Paul writes clearly in 1 Thess 4:13-18 that the rapture does not occur before the resurrection, and that the resurrection happens when Christ returns. Here’s verses 16,17 again: 16 For the Lord Himself will descend from heaven with a shout, with the voice of an archangel, and with the trumpet of God. And the dead in Christ will rise first. 17 Then we who are alive [and] remain shall be caught up together with them in the clouds to meet the Lord in the air.
This has given us some vital chronological markers in putting together a framework that we shall build upon later. The point I made last time, is that the resurrection and rapture are tied into the coming of the Lord and we asked if there was a way to peg this ‘coming of the Lord’ that Paul writes of in 1 Thess 4 to another event that would position it securely on our timeline? Now the reason this is important is because of disputes over another suggested secret coming and rapture before the day of the Lord’s arrival on full display. That’s why I’m asking the question: can we peg the Lord’s coming that Paul teaches, with any other event which is not disputed? If yes, then we can be confident knowing when the resurrection and rapture take place on our timeline. To find another event that relates to Paul’s coming of the Lord, let’s look at what he writes later in his second letter to the Thessalonians 2:1-5 NKJV 1 Now, brethren, concerning the coming of our Lord Jesus Christ and our gathering together to Him, we ask you, 2 not to be soon shaken in mind or troubled, either by spirit or by word or by letter, as if from us, as though the day of Christ had come. 3 Let no one deceive you by any means; for [that Day will not come] unless the falling away comes first, and the man of sin is revealed, the son of perdition, 4 who opposes and exalts himself above all that is called God or that is worshiped, so that he sits as God in the temple of God, showing himself that he is God. 5 Do you not remember that when I was still with you I told you these things?
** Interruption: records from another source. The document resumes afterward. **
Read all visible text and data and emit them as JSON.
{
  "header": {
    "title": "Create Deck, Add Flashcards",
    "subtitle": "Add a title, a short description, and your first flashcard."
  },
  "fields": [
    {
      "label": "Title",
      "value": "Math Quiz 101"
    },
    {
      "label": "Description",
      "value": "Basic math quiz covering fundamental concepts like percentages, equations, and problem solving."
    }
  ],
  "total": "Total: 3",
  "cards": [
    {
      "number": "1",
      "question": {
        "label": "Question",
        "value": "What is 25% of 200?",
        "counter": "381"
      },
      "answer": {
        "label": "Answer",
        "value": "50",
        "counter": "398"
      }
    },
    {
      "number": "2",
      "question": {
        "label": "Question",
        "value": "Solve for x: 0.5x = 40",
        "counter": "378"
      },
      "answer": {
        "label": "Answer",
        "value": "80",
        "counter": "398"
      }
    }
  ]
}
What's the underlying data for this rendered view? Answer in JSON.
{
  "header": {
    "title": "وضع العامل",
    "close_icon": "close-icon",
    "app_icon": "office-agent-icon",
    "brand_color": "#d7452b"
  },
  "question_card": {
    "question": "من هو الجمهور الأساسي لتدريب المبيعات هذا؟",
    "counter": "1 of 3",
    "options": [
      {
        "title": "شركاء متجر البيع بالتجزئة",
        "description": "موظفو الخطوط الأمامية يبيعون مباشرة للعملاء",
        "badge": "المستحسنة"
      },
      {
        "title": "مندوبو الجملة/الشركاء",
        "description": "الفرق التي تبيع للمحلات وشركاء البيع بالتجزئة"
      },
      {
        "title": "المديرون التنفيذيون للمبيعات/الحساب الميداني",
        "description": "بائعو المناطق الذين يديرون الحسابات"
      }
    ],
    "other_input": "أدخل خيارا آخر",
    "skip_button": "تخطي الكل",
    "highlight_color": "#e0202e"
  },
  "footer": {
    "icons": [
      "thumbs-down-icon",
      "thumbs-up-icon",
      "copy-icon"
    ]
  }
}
On a simple, first glance, reading of this text, Paul puts the matter of the day of the Lord (or Christ as it is here) in no uncertain terms. He makes an unequivocal, indisputable statement saying that the day of Christ will not come until two things happen: First, there will be a falling away, other translations give ‘the great rebellion’ or ‘the apostasy’, then secondly, the man of sin is revealed, the son of perdition (or man of lawlessness) who exalts himself above God, will sit as God in the temple. Jesus and Daniel both referred to this heinous act as the abomination of desolation. To summarise then, Paul is saying that the day of the Lord, will not happen until after the abomination of desolation in the temple, when the son of perdition is revealed. There is little doubt, when this happens that we are in the Great Tribulation. Therefore, the resurrection and subsequent rapture will not happen until after this point. This would appear to shatter the pre-trib viewpoint once and for all. Paul says in no uncertain terms, ‘concerning the coming of our Lord Jesus Christ and our gathering together to Him’ this will not happen until after the apostasy and the revealing of the son of perdition. However, the pre-trib view does not dispute that the day of the Lord described here will not be as Paul taught, but the point of contention is that when Paul writes in v1 ‘Now, brethren, concerning the coming of our Lord Jesus Christ and our gathering together to Him’, he lists the ‘coming of our Lord Jesus Christ’ as separate to ‘our gathering together to Him’, implying that they are two separate events, and the gathering together happens at another coming before this one. However, I believe this point is not sustainable and here’s why. In the same chapter verse 5, when Paul writes “when I was with you I told you these things”, he refers to things he had already taught them. Now we know from his first letter what he taught. We learnt in Quick Bite 33 that Paul explicitly teaches the ‘coming of the Lord’ and ‘our gathering together’ are not two separate events, but happen simultaneously, they are not separated by time. Therefore, when Paul teaches in 2 Thess 2 the timing of the day of Christ is after the apostasy and the abomination of desolation, he is including the resurrection and rapture.